The common names of these flies tell us something about where they are often encountered. Fruit flies because they are around ripening fruit. Vinegar flies because they are attracted to fermenting plant material. Pomace flies because they are associated with the residue that remains after crushing fruits to make cider or wine. In fact, the English poet John Milton captured the relationship of this insect to both crushed fruit and fermentation in "Paradise Regained" with the lines:
 
"Or as a swarm of flies in vintage time,
About the wine press where sweet must is poured" 
 
One reason why fruit flies are good animals for genetic studies is that they have a short life cycle. It takes about 14 days to complete a generation of fruit flies at about 80 degrees F. That means that at summer temperatures, a fruit fly spends about a day as an egg, seven days as a larva, four days as a pupa and two days as an adult, before it begins to deposit eggs.

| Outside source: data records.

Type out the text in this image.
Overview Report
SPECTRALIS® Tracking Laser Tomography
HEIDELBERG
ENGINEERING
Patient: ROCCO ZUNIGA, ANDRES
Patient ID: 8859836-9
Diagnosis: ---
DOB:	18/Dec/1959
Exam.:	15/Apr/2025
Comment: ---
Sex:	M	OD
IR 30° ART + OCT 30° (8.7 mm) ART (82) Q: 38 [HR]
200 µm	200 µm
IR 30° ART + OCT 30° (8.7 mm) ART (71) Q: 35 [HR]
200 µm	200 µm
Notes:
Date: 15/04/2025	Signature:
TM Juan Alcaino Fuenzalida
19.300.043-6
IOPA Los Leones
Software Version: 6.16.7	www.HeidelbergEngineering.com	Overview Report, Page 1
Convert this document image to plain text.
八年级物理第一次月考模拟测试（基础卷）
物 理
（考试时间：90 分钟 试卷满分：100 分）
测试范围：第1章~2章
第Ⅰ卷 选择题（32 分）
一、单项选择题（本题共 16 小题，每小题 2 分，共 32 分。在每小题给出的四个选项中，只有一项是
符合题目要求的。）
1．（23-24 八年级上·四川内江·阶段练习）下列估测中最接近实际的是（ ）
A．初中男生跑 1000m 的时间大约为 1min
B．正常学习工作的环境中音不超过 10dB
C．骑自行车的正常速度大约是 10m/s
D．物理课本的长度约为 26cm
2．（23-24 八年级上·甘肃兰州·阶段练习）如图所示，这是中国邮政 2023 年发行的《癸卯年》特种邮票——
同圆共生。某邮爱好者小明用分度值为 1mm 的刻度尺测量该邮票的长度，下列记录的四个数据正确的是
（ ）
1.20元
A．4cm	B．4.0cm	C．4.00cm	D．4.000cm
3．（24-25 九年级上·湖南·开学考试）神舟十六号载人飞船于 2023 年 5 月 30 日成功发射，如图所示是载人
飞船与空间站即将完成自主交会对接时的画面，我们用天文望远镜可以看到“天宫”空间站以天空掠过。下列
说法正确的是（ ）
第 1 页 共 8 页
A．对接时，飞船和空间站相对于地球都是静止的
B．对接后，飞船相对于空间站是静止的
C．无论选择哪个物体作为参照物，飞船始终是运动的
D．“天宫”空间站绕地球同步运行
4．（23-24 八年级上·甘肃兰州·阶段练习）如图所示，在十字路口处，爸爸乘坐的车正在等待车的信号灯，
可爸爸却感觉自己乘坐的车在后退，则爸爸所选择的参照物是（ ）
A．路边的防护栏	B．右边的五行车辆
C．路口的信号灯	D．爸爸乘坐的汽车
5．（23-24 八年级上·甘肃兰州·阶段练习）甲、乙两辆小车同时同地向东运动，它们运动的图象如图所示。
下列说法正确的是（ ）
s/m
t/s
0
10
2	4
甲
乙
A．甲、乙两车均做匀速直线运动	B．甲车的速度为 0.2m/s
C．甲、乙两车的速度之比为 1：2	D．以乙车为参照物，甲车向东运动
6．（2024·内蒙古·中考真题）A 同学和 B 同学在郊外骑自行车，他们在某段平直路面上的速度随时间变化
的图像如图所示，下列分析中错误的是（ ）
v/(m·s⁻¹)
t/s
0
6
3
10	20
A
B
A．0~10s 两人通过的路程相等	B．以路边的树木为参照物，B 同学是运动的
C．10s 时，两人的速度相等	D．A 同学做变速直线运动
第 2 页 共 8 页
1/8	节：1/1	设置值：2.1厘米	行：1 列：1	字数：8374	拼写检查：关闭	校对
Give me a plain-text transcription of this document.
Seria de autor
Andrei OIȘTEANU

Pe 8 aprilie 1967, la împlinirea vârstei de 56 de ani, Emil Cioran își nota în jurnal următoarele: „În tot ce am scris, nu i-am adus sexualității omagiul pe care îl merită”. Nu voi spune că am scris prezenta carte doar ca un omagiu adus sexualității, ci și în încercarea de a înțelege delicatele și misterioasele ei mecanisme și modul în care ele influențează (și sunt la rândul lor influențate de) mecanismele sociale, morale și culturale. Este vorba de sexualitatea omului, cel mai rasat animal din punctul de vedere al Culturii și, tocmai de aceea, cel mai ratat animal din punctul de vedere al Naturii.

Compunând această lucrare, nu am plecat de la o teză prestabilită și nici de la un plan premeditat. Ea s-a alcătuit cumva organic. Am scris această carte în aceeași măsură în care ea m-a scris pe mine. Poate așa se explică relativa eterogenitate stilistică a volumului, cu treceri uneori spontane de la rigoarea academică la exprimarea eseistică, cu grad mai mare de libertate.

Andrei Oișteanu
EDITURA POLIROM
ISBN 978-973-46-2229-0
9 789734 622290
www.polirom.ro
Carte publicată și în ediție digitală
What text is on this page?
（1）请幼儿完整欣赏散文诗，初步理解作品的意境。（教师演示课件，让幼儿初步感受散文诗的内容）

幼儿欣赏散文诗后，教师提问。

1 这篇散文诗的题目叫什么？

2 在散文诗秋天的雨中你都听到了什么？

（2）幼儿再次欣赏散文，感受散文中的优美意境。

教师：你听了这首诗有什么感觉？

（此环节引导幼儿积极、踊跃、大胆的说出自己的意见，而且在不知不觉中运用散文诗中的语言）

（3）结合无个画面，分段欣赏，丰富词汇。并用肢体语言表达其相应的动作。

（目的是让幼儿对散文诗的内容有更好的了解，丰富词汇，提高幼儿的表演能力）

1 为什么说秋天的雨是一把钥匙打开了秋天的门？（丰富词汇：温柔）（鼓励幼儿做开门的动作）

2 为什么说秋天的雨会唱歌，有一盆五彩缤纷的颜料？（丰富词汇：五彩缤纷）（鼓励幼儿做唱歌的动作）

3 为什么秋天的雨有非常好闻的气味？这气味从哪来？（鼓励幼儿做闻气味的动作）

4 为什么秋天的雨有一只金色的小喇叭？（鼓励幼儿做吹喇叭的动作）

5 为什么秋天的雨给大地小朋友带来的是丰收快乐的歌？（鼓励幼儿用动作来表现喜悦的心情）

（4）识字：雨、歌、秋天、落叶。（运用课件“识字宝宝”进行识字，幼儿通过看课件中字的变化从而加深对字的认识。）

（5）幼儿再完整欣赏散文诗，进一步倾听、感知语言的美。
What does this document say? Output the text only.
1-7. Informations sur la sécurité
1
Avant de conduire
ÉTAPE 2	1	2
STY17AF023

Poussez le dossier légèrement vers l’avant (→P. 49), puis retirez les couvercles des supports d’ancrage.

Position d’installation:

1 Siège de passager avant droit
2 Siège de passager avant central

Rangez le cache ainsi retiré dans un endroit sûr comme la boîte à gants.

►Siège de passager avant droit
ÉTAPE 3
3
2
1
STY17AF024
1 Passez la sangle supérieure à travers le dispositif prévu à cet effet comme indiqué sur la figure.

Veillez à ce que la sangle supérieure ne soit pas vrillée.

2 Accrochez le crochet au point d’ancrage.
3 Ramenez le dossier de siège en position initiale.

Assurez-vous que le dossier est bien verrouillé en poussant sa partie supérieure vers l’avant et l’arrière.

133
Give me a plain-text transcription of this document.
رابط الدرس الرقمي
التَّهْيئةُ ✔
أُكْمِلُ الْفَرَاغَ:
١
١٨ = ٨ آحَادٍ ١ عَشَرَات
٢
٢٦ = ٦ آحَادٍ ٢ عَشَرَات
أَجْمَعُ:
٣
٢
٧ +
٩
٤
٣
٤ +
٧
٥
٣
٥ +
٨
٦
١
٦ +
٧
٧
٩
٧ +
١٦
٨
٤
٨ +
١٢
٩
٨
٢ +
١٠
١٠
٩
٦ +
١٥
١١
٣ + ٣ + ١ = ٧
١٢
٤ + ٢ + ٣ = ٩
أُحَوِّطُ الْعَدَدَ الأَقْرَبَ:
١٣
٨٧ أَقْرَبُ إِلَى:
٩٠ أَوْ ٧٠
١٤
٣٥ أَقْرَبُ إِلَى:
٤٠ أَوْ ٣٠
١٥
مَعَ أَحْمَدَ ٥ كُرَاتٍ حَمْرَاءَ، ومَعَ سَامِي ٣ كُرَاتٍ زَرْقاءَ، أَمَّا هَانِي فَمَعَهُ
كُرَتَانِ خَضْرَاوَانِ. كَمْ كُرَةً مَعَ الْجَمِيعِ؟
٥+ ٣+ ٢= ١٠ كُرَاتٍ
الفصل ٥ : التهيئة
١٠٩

The female can live for up to a month and deposit more than 500 eggs.
 
Another reason for the use of fruit flies as laboratory animals is that they readily feed as larvae on a variety of agar-based artificial diets, which are convenient to produce. In addition many individuals can develop on a limited amount of food.
 
The same reasons that fruit flies make good research animals - short life cycles, small size, a variety of food sources - plus the fact they are widespread in the wild mean that these insects can sometimes be troublesome to humans. Fruit flies do not sting or bite and do not carry human diseases. Nonetheless, having a number of these little insects flying around in the kitchen is something most people find annoying.
 
Fruit fly encounters become more frequent during late summer and early fall, when decaying fruit material outdoors provides great development sites for larvae. Home infestations develop when fruit flies find their way into a dwelling. In addition, fruit in the home, especially if damaged or overripe, could be infested with fruit fly larvae that will become flies.
 
So what should you do to get rid of unwanted fruit flies in your kitchen? First, eliminate any fruits or fruit residue that might serve as a development site for larvae. Think about those peaches, bananas or tomatoes just sitting on the counter. Or peelings tossed into the garbage.
 
If flies are present, using a fly swatter is one approach. Another is to attract the flies into a trap. Such traps can be purchased, or you can make your own. Put a little vinegar in a jar and fashion a funnel to the top. The flies, attracted by the vinegar, will find their way into the jar.
 
Another possibility is what my grandmother did. Place an overripe banana or tomato in a bowl and leave it out overnight. In the morning, quickly cover the bowl with a cloth. The flies that have been attracted to the fruit are now captured under the cloth. Then, you have a decision to make. You can capture and release: Take the covered bowl outside. Or you can capture and destroy: Putting the covered dish in the freezer works well!